Feel the mother breathe

Shallow, steady,

True

Stifled by her children

She’ll live,

But will you?

And we’re just howling at the moon

Howling at the moon

Howling at the moon

Howling at the moon

I wrote this song and didn’t show anyone for a long time. I was convinced it was too simple and boring, but something about it stuck with me over the months that I tried to ignore it to write more ‘interesting’ music. I originally wrote the music to this song right after Trump got elected as a way to work my feelings out about that whole thing. It started as a “this sucks but we’ll get through it together” song, but over time it evolved.

Fast forward a while, and I was taking a sustainability class in school (this is related I swear). We learned about all of the terrible news regarding climate change and pollution, so the general doomsday reality of the planet’s future weighed heavy on my mind. Simultaneously, I was trying to finish up this album, and I decided to add this song to it. So, naturally, the lyrics I wrote pertained a little bit to this nature and sustainability aspect of my life.

Another fun fact about this one: the original version of this song was arranged just for voice, tenor sax, and upright bass. It was very simple and raw and stripped down, and I actually recorded it that way (thank you Luke and Isaac!!). However, there were complications with receiving the files for this take, hence this new version with strings that appears on the album.

Death Valley moon


SUNRISE II

Ooh ooh

Tops of trees illuminate

Mountains catch the sun

A welcome kiss of warm

A prelude to the storm

Ooh ooh

Now we’re awakened

And I’ll see you all again

Witnessing a sunrise

I wanted to conclude the body of this album by recapping the first song. The idea behind this was constructing the album to be like a day-night cycle, both starting and ending with a sunrise.

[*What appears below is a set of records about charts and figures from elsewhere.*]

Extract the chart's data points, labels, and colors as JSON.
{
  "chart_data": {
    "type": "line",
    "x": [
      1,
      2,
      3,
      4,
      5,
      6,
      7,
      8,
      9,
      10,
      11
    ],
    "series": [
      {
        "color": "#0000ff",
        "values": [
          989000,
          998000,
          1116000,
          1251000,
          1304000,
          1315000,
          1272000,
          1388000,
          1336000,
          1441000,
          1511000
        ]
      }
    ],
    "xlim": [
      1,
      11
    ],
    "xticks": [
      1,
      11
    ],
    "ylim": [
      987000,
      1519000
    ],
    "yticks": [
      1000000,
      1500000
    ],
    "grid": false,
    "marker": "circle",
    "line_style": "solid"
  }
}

The original doodles of the album concept


SUNSET

And now I watch the sunset

I see the clouds in your eyes.

The burning red

A last glimpse of light

Turn to the east - a darkness

Its like the rise of night

Turn to my side

A heartless little smile

A question behind the setting sun

Transgression

I’m told it’s yet to come

But we’ll see

We’ll see

We’ll see

The beetles scurry to their homes

Look up and see a star

Let’s make a wish

We’ve made it this far!

I’ll shut my eyes if you close yours

Now place your hand in mine

Go spread your wings

And fly us to the sky

A question behind the setting sun

Transgression

I’m told it’s yet to come

But we’ll see

We’ll see

We’ll see

A question behind the setting sun

Transgression

I’m told it’s yet to come

But we’ll see

We’ll see

We’ll see

A question behind the setting sun

Transgression

I’m told it’s yet to come

But we’ll see

We’ll see

We’ll see

This song took the longest to complete out of everything. It was at the point where all of the other songs were arranged and recorded, while Sunset was just sitting there, a rough sketch at best. We had recorded a few string tracks, but had no idea what to do with them. Then, one night I was messing around on my computer, and I decided to try and make this one an electronic song. I quickly made a VERY rough demo of the track on Ableton, showed it to Nathan, then we took it into the studio and polished it up.

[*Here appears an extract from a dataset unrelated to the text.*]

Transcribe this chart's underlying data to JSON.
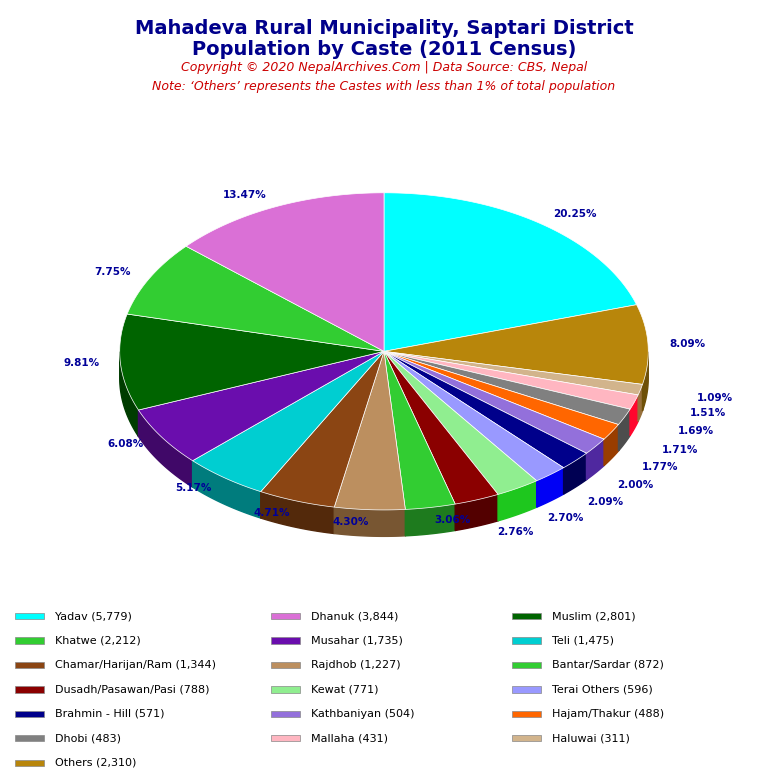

As far as lyrics go, a lot of this song was written within the theme of changing times of day. I tried to evoke the ominous yet beautiful tone that a sunset creates. Additionally, I wrote the chorus of this song about a startling tarot card reading that I received from a friends mom. I still don’t know if I believe in tarot cards or not, but the cards I pulled suggested that I was going to do something very dramatic and even violent in the future… so thats where the “transgression, I’m told it’s yet to come, but we’ll see” part is all about.

Another fun fact about this one: it was originally supposed to be placed as the second to last song of the album, but something about it seemed like it needed to stand alone at the end. It starts and ends with a string quartet, fading the sounds of the album in to the distance, similar to the light fading at the end of a day.